Best Structural Depth reference?

Professional Engineer & PE Exam Forum

Help Support Professional Engineer & PE Exam Forum:

This site may earn a commission from merchant affiliate links, including eBay, Amazon, and others.
Don't waste your time with Structural I exam. Civil PE exam is much simpler. Passed my first time after failing structural exam 4 times. Did nothing fancy studying for civil. In fact, I studied harder for the structural exams.
Do you have civil background? I've thought about taking the Civil but my undergrad is Arch. Engineering so I skipped out on waste water, the higher level soils and all that other stuff. I'm wondering how much of those subjects I could learn on my own. Can you take a structural am and pm portion for the Civil PE?

 
Which is better for the Structural depth for the civil depth? The Structural depth reference manual or the Structural Engineer reference manual (SERM)

 
I took the Civil/Structural this past April and (thankfully) passed. To be honest, I didn't look at either the SERM or the Structural Depth, although I did have an older copy of the SERM available for the test. I studied from the CERM structural sections, which were pretty good for concrete, but awful for steel. This is, of course, before the CERM11 came out, but after the codes changed on the exam.

The NCEES example problems and solutions were by far the closest you'll get to an actual exam question, so I went through this book multiple times before the test. I never did wood design before, so I studied the NDS code and the example problem book that comes with the code set. I did do a large number of the six-minute solutions, but of an older edition.

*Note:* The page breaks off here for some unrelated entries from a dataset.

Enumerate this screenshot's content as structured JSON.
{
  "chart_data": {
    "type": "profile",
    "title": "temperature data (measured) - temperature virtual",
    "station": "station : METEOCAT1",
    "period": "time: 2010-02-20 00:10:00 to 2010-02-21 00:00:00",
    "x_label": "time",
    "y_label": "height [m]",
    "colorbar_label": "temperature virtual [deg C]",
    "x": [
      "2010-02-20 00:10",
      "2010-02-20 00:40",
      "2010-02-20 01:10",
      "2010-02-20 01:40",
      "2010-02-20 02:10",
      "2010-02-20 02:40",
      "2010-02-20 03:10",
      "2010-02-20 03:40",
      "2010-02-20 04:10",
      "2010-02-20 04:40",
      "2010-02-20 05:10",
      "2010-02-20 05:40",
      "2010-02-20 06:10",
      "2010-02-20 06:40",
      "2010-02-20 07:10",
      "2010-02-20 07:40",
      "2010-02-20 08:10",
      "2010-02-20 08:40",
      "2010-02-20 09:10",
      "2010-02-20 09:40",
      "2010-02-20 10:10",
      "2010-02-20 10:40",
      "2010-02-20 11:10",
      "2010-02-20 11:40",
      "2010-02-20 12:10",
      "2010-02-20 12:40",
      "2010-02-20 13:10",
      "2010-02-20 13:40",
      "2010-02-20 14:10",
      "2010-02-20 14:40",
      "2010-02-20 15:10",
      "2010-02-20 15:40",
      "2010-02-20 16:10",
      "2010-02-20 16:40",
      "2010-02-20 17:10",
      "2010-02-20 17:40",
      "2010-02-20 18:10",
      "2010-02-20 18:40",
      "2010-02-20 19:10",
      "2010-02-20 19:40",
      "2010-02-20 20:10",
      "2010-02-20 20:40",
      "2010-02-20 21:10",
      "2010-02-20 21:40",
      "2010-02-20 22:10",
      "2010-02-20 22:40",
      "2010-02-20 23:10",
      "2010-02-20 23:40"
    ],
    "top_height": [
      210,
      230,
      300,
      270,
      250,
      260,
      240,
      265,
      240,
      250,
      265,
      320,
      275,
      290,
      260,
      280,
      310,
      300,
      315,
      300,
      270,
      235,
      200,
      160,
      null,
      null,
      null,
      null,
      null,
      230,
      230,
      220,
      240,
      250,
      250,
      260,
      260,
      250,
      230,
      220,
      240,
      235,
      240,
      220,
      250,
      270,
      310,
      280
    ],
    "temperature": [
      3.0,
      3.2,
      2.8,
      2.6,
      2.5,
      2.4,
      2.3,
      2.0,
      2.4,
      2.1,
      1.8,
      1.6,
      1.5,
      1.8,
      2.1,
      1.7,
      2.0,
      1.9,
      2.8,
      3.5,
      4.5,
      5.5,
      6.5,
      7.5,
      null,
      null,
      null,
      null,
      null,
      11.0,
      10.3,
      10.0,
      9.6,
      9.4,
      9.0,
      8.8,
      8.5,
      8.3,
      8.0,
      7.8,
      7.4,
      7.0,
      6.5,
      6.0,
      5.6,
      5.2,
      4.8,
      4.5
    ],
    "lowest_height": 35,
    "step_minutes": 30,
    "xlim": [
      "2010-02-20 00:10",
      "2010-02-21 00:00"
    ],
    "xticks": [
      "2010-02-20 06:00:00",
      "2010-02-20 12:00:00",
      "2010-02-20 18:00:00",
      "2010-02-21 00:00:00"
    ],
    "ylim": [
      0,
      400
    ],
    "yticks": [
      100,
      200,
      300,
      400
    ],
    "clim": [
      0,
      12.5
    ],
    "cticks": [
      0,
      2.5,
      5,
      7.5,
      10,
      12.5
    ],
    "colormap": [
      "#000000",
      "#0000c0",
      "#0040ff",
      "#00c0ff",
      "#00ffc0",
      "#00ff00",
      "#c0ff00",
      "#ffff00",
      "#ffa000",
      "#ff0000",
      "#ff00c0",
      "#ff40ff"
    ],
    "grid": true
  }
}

On a side note, the online "the other board" exam cafe was awful... a great waste of the 30+/- bucks it cost.

I'm getting my SERM (4th ed) very soon (to start preparing for the SE1); I'll flip through it and post comments.

 
I took the Civil/Structural this past April and (thankfully) passed. To be honest, I didn't look at either the SERM or the Structural Depth, although I did have an older copy of the SERM available for the test. I studied from the CERM structural sections, which were pretty good for concrete, but awful for steel. This is, of course, before the CERM11 came out, but after the codes changed on the exam.
The NCEES example problems and solutions were by far the closest you'll get to an actual exam question, so I went through this book multiple times before the test. I never did wood design before, so I studied the NDS code and the example problem book that comes with the code set. I did do a large number of the six-minute solutions, but of an older edition.

On a side note, the online "the other board" exam cafe was awful... a great waste of the 30+/- bucks it cost.

I'm getting my SERM (4th ed) very soon (to start preparing for the SE1); I'll flip through it and post comments.
Thanks. It seems both have similar topics by the table of contents, but I would assume the SERM is more in depth.